The study only found a link between cancer and broken heart syndrome; it does not show that one causes the other. However, that’s an area where more research is warranted, the study authors say.
“The mechanism by which [cancer] and cancer treatment may promote the development of broken heart syndrome should be explored, and our findings provide an additional reason to investigate the potential cardiotoxic effects of chemotherapy,” the study’s lead author, Dr. Christian Templin, director of Interventional Cardiology of the Andreas Grüntzig Heart Catheterization Laboratories at the University Heart Center Zurich at The University Hospital Zurich in Switzerland, said in a statement.
“Our study … should raise awareness among oncologists and hematologists that broken heart syndrome should be considered in patients undergoing cancer diagnosis or treatment who experience chest pain, shortness of breath or abnormalities on their electrocardiogram,” Templin said. Similarly, “patients with broken heart syndrome might benefit if screened for cancer to improve their overall survival,” he said.
Broken heart syndrome
The condition was first identified in Japan in 1990, where physicians noticed people with heart attack symptoms but, upon further testing, none of the signature blood clots that cause heart attacks.
Instead, the condition is triggered when a severe stressor — such as financial loss, a fierce argument or a natural disaster — causes physical damage to the heart. Cardiomyopathy ensues, because the heart’s main pumping chamber temporarily enlarges and doesn’t pump well. The syndrome feels like a heart attack, with chest pain and shortness of breath, but there is no heart muscle damage and no blockage in the coronary arteries feeding the heart.
Increased levels of stress hormones are thought to be one of the main drivers of broken heart syndrome. And some experts believe that cancer may also play a role.
“The interplay between the two is unclear, but many cancer treatments can also have an effect on the heart,” said Dr. Laxmi Mehta, director of preventative cardiology and women’s cardiovascular health at Ohio State University.
Mehta, who was not involved with the new research, added that it’s important to look at the patient as a whole. “Many of the risk factors between cancer and cardiovascular disease overlap, such as smoking, family history, poor diet and lack of exercise,” she said.

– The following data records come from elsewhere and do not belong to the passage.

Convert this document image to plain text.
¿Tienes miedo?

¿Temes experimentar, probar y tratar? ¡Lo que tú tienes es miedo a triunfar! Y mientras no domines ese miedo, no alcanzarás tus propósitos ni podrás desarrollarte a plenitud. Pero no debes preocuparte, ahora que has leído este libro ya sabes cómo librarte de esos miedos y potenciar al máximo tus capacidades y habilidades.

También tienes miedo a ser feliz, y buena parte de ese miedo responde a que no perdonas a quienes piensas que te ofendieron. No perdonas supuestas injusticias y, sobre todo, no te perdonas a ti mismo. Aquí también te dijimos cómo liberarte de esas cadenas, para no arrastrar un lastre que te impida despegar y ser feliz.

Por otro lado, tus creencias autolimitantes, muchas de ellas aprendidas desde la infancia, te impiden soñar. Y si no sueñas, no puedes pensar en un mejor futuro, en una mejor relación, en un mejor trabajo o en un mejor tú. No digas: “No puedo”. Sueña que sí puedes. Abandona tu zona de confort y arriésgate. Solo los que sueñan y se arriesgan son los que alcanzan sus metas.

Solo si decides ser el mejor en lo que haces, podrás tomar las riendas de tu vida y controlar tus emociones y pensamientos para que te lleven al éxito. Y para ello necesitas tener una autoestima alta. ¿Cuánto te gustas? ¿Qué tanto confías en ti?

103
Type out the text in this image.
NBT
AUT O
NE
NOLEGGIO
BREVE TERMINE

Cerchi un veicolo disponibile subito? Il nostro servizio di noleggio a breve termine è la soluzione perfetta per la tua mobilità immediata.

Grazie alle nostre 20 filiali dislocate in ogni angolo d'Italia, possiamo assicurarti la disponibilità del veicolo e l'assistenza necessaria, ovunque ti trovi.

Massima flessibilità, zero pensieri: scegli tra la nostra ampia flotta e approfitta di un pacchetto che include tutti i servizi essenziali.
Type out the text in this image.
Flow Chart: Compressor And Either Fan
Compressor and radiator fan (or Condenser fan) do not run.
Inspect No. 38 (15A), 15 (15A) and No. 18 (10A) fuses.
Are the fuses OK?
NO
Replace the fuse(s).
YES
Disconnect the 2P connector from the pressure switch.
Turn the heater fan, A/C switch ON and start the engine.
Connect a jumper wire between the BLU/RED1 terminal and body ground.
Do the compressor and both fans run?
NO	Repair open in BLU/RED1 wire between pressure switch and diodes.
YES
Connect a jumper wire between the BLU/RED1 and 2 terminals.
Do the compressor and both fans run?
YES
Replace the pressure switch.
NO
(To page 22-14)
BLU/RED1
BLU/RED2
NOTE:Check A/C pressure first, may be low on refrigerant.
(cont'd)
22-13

Prior research has shown that treatment with certain cancer drugs has been associated with the syndrome, particularly 5-fluorouracil, but also rituximab, but the exact reason why this occurs in some people has been elusive.
Because of this, “if someone has underlying heart disease and a history of cancer, they need to see their cardiologist and discuss if the drugs they’re taking are OK to continue taking,” Mehta said.
Dr. Francesco Santoro, a cardiologist at the University of Foggia in Italy and a leading expert in broken heart syndrome, said that he also wasn’t quite sure why those with cancer fared worse after suffering broken heart syndrome than those without cancer. But he noted that “more research needs to be done to clarify the reasons for this, and if a combination of standard heart failure drugs may provide a benefit.”
“I don’t have any tricks, but if a patient with heart break syndrome doesn’t have a clear stressor, then maybe doctors should look for cancer,” he said.